ES cell differentiation is accompanied by changes in chromatin modification patterns and an increase in heterochromatin formation as characterized in part by enrichment of H3K9 di- and tri-methylation. Thus, the levels and distribution of these modifications would need to be highly regulated in order to maintain ES cells in a state of self-renewal (Figure 3). G9a catalyzes the tri-methylation of histone H3 at lysine 9 in euchromatic regions (Feldman et al., 2006) and is essential for embryonic development (Tachibana et al., 2002). It has recently been shown that G9a facilitates the heterochromatinization of numerous early embryonic genes including Oct4, by methylation of histones and possibly through subsequent recruitment of DNA methyltransferases to protect against reactivation of these genes during differentiation (Epsztejn-Litman et al., 2008). Thus, G9a may be an important gatekeeper that mediates the transition from a pluripotent to a lineage-committed state. Another Histone H3-K9 methyltransferase, ESET/Setdb1, is also essential for early development and ES cell survival and may be required at an earlier stage than G9a (Dodge et al., 2004), yet little else is known about its precise role during mammalian development.
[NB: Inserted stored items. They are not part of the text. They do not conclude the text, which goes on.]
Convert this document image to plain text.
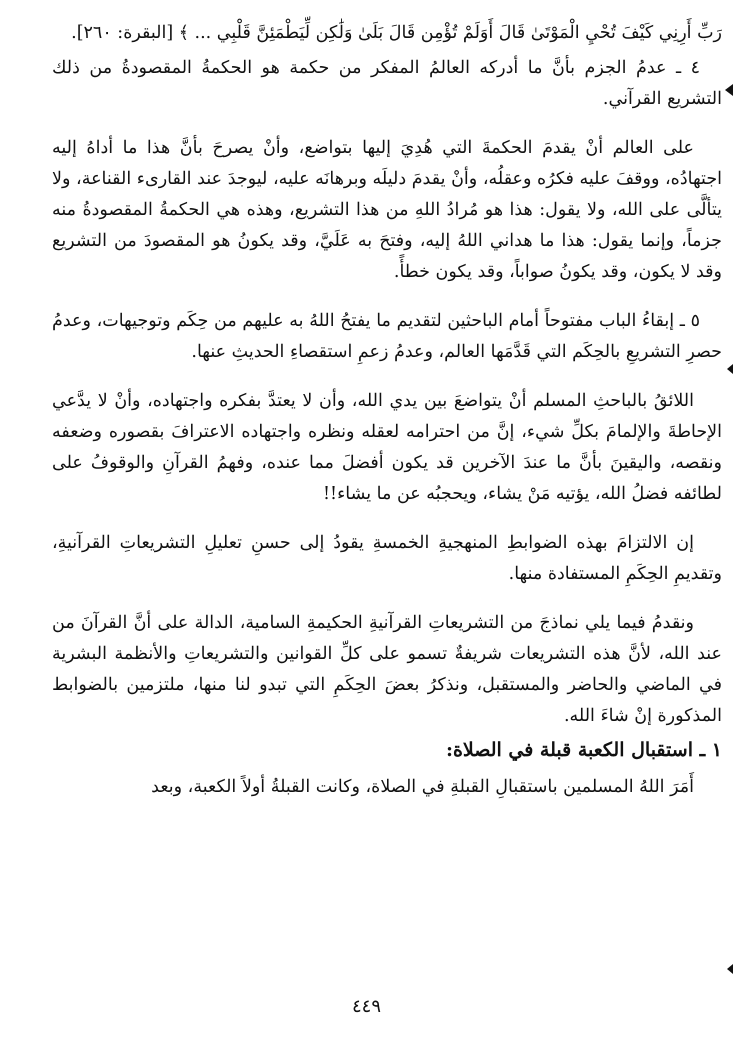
رَبِّ أَرِنِي كَيْفَ تُحْيِ الْمَوْتَىٰ قَالَ أَوَلَمْ تُؤْمِن قَالَ بَلَىٰ وَلَٰكِن لِّيَطْمَئِنَّ قَلْبِي ... ﴾ [البقرة: ٢٦٠].

٤ ـ عدمُ الجزم بأنَّ ما أدركه العالمُ المفكر من حكمة هو الحكمةُ المقصودةُ من ذلك التشريع القرآني.

على العالم أنْ يقدمَ الحكمةَ التي هُدِيَ إليها بتواضع، وأنْ يصرحَ بأنَّ هذا ما أداهُ إليه اجتهادُه، ووقفَ عليه فكرُه وعقلُه، وأنْ يقدمَ دليلَه وبرهانَه عليه، ليوجدَ عند القارىء القناعة، ولا يتألَّى على الله، ولا يقول: هذا هو مُرادُ اللهِ من هذا التشريع، وهذه هي الحكمةُ المقصودةُ منه جزماً، وإنما يقول: هذا ما هداني اللهُ إليه، وفتحَ به عَلَيَّ، وقد يكونُ هو المقصودَ من التشريع وقد لا يكون، وقد يكونُ صواباً، وقد يكون خطأً.

٥ ـ إبقاءُ الباب مفتوحاً أمام الباحثين لتقديم ما يفتحُ اللهُ به عليهم من حِكَم وتوجيهات، وعدمُ حصرِ التشريعِ بالحِكَم التي قَدَّمَها العالم، وعدمُ زعمِ استقصاءِ الحديثِ عنها.

اللائقُ بالباحثِ المسلم أنْ يتواضعَ بين يدي الله، وأن لا يعتدَّ بفكره واجتهاده، وأنْ لا يدَّعي الإحاطةَ والإلمامَ بكلِّ شيء، إنَّ من احترامه لعقله ونظره واجتهاده الاعترافَ بقصوره وضعفه ونقصه، واليقينَ بأنَّ ما عندَ الآخرين قد يكون أفضلَ مما عنده، وفهمُ القرآنِ والوقوفُ على لطائفه فضلُ الله، يؤتيه مَنْ يشاء، ويحجبُه عن ما يشاء!!

إن الالتزامَ بهذه الضوابطِ المنهجيةِ الخمسةِ يقودُ إلى حسنِ تعليلِ التشريعاتِ القرآنيةِ، وتقديمِ الحِكَمِ المستفادة منها.

ونقدمُ فيما يلي نماذجَ من التشريعاتِ القرآنيةِ الحكيمةِ السامية، الدالة على أنَّ القرآنَ من عند الله، لأنَّ هذه التشريعات شريفةٌ تسمو على كلِّ القوانين والتشريعاتِ والأنظمة البشرية في الماضي والحاضر والمستقبل، ونذكرُ بعضَ الحِكَمِ التي تبدو لنا منها، ملتزمين بالضوابط المذكورة إنْ شاءَ الله.

١ ـ استقبال الكعبة قبلة في الصلاة:

أَمَرَ اللهُ المسلمين باستقبالِ القبلةِ في الصلاة، وكانت القبلةُ أولاً الكعبة، وبعد

٤٤٩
Until recently histone methylation was thought to be a chemically stable modification, but it is now known that a broadening class of jumonji domain-containing histone demethylases can remove this mark (Agger et al., 2008; Swigut and Wysocka, 2007). The identification of demethylases that remove methyl moieties from either modified H3K4 or H3K27 is of particular relevance to understanding the regulation of bivalent domains in ES cells as well as the transition in gene expression states during development. For example, Jmjd3 and Utx are H3K27me2/me3 demethylases (Agger et al., 2007; Hong et al., 2007; Lan et al., 2007; Lee et al., 2007; Xiang et al., 2007) and thus would be predicted to have important roles in counteracting Polycomb-mediated gene silencing and histone H2A ubiquitinylation. Consistent with this, these enzymes are necessary for proper development and differentiation in a variety of systems and are targeted to developmental regulators such as HOX genes during differentiation where they become activated in a spatio-temporal manner (Agger et al., 2007; De Santa et al., 2007; Hong et al., 2007; Lan et al., 2007; Lee et al., 2007; Sen et al., 2008). Moreover, Jmjd3 has been linked to the resolution of bivalent chromatin marks upon activation of a developmental pathway such as neural commitment (Burgold et al., 2008). These findings suggest a mechanism by which silent genes in ES cells can become rapidly activated in response to developmental cues.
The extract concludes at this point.